Numerical Investigation of the Finite Thin Film Flow for Hybrid Nanofluid with Kerosene Oil as Base Fluid over a Stretching Surface along with the Viscous Dissipation and Variable Thermal Conductivity Effects

This study examines the flow and heat transfer of a finite thin layer of a hybrid nanofluid across an unstable stretching surface with varying thermal conductivity and viscous dissipation effects. A hybrid nanofluid model is considered to comprise two different types of nanoparticles, Go and Ag, with kerosene oil used as a base fluid. To study the phenomenon of thermal conduction, a modified version of Fourier’s law model is adopted because in the power-law model, the thermal conductivity depends on the velocity gradient.

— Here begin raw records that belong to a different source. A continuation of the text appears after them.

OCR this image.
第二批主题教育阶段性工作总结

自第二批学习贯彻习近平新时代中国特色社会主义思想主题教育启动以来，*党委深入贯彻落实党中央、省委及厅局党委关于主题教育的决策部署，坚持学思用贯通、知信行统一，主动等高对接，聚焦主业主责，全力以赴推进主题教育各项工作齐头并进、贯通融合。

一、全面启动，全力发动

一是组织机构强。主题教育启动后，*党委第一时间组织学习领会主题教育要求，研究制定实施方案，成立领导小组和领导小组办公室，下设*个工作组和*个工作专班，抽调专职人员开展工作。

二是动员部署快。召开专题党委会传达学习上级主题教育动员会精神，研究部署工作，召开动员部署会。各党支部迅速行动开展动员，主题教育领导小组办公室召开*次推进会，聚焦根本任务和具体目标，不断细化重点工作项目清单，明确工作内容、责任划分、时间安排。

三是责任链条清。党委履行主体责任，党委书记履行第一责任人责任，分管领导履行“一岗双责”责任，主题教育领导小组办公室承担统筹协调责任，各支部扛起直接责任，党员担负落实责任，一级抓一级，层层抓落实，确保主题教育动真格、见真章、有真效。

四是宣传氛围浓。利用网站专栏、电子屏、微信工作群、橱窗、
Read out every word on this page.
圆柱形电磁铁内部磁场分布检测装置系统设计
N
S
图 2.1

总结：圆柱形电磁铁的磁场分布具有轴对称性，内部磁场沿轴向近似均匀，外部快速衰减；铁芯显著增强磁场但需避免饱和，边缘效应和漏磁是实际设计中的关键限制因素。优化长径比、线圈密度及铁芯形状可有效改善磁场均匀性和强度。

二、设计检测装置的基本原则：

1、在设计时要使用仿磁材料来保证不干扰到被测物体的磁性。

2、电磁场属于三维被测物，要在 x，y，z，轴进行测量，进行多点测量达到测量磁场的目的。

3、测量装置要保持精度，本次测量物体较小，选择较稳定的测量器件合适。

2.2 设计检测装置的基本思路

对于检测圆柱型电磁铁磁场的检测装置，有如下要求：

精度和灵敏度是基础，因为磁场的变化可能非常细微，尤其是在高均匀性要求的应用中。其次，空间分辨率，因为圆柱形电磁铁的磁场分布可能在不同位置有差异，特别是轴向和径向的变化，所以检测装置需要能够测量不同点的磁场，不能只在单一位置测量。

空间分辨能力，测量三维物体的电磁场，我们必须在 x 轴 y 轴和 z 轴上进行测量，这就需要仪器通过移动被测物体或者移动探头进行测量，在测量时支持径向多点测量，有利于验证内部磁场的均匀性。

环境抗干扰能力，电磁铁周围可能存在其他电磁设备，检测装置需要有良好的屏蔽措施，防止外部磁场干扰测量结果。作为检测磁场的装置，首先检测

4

A system of nonlinear ordinary differential equations is obtained by considering the similarity transformations over the obtained rheological system of partial differential equations which is then tackled by a well-known numerical approach, i.e., the bvp4c MATLAB technique. The rheological impacts of the power-law index, solid volume fraction, film thickness, Eckert number, and modified Prandtl number on temperature and velocity fields are graphically discussed and illustrated. In the presence of nanoparticles, the temperature of the working fluid is enhanced and the power-law index has an inverse relation with the velocity of the hybrid nanofluid.